All aspects of the truck drivers’ workdays were fully controlled by Central Refrigerated based on the equipment leasing and contractor agreements, which categorizes them as employees rather than contractors, federal arbitrator Patrick Irvine ruled in October 2016.
Irvine also found that the drivers should have been covered by federal minimum-wage laws and paid for every hour they worked under the Fair Labor Standards Act.
There are approximately 1,300 drivers as part of the collective arbitration, and 350 truck drivers with individual arbitration claims, plaintiffs’ attorney Dan Getman told Trucks.com.

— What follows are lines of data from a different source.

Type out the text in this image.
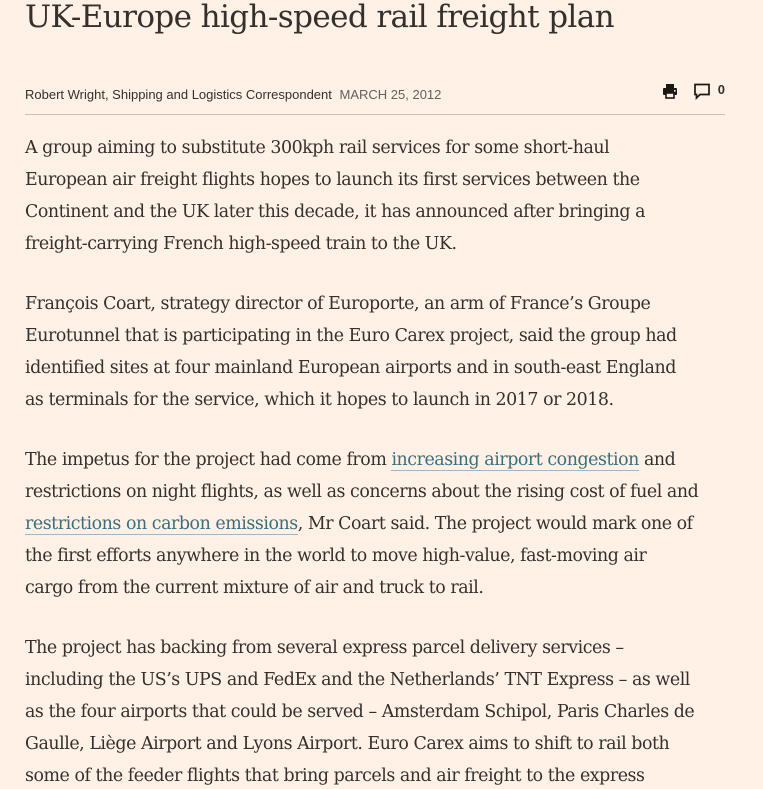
UK-Europe high-speed rail freight plan
Robert Wright, Shipping and Logistics Correspondent MARCH 25, 2012	0

A group aiming to substitute 300kph rail services for some short-haul
European air freight flights hopes to launch its first services between the
Continent and the UK later this decade, it has announced after bringing a
freight-carrying French high-speed train to the UK.

François Coart, strategy director of Europorte, an arm of France’s Groupe
Eurotunnel that is participating in the Euro Carex project, said the group had
identified sites at four mainland European airports and in south-east England
as terminals for the service, which it hopes to launch in 2017 or 2018.

The impetus for the project had come from increasing airport congestion and
restrictions on night flights, as well as concerns about the rising cost of fuel and
restrictions on carbon emissions, Mr Coart said. The project would mark one of
the first efforts anywhere in the world to move high-value, fast-moving air
cargo from the current mixture of air and truck to rail.

The project has backing from several express parcel delivery services –
including the US’s UPS and FedEx and the Netherlands’ TNT Express – as well
as the four airports that could be served – Amsterdam Schipol, Paris Charles de
Gaulle, Liège Airport and Lyons Airport. Euro Carex aims to shift to rail both
some of the feeder flights that bring parcels and air freight to the express
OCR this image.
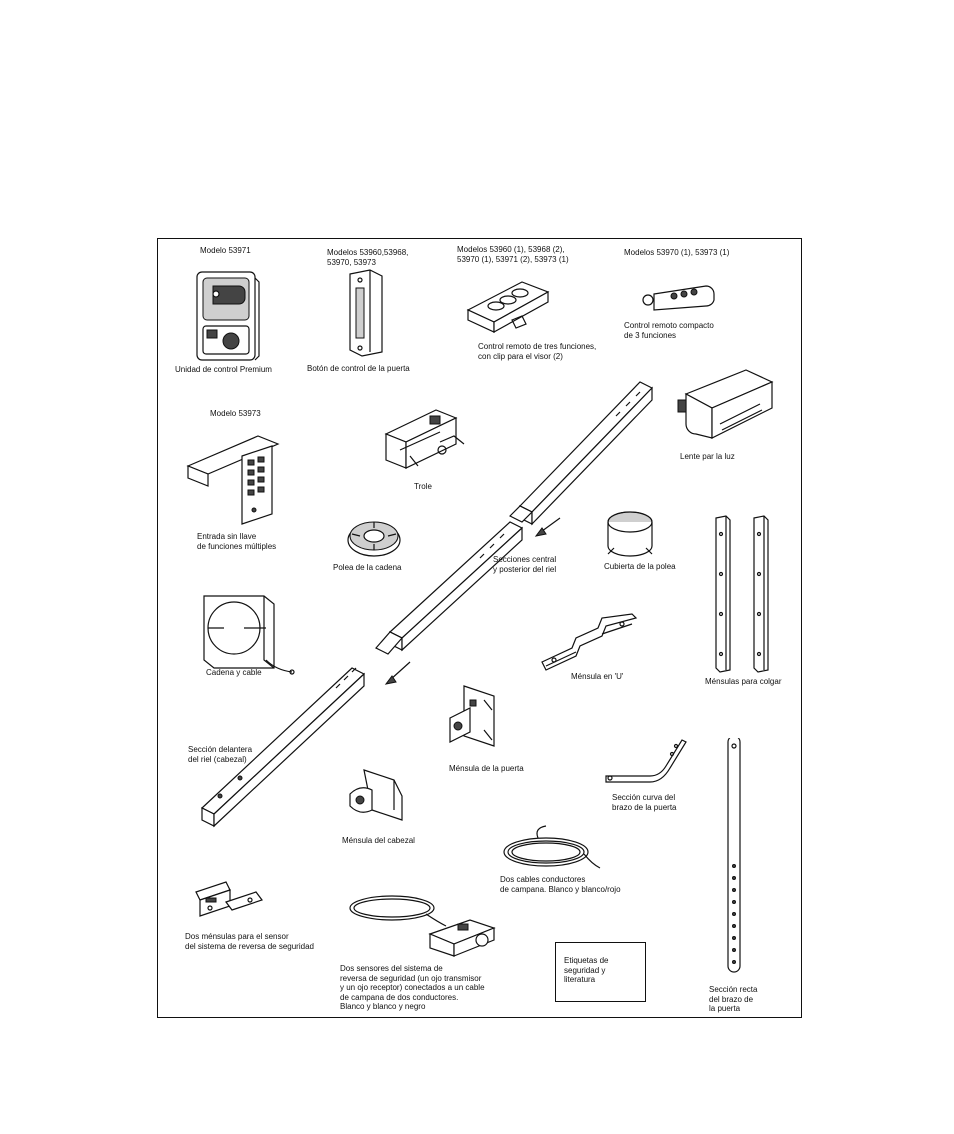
Modelo 53971	Modelos 53960,53968,
53970, 53973
Modelos 53960 (1), 53968 (2),
53970 (1), 53971 (2), 53973 (1)
Modelos 53970 (1), 53973 (1)
Unidad de control Premium	Botón de control de la puerta
Control remoto de tres funciones,
con clip para el visor (2)
Control remoto compacto
de 3 funciones
Modelo 53973
Entrada sin llave
de funciones múltiples
Trole
Lente par la luz
Secciones central
y posterior del riel
Sección delantera
del riel (cabezal)
Polea de la cadena	Cubierta de la polea
Ménsulas para colgar
Cadena y cable	Ménsula en 'U'
Ménsula de la puerta
Sección curva del
brazo de la puerta
Sección recta
del brazo de
la puerta
Ménsula del cabezal
Dos cables conductores
de campana. Blanco y blanco/rojo
Dos ménsulas para el sensor
del sistema de reversa de seguridad
Dos sensores del sistema de
reversa de seguridad (un ojo transmisor
y un ojo receptor) conectados a un cable
de campana de dos conductores.
Blanco y blanco y negro
Etiquetas de
seguridad y
literatura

Central Refrigerated, which specializes in temperature-controlled freight transportation, was acquired by corporate parent Swift Transportation in 2013. Jerry Moyes, the chief executive and controlling stockholder of Swift, was the principal owner of Central Refrigerated.
Central Refrigerated did not respond to a Trucks.com request for comment about the case.
“[Central Refrigerated] controls the manner in which the work is performed. Central Refrigerated assigns jobs and determines how much drivers will be paid for the jobs. The economic reality of the leases with [Central] Leasing effectively control how much drivers have to work because of the expenses imposed on the drivers by the leases,” Irvine wrote in his opinion.
The case has dragged on since June 2012 when truck drivers filed a collective and class-action lawsuit against Central Refrigerated. They alleged in their lawsuit that the Utah-based motor carrier controlled every aspect of their jobs. They also claimed that they are really employee drivers – not independent contractors, which the company outlined in their contracts.
Truckers for Swift Transportation Co. have been fighting a similar battle over driver misclassification.
A federal judge in that case found the drivers to be employees of the motor carrier. However, Swift has appealed the ruling and has asked the 9th U.S. Circuit Court of Appeals to review the January decision.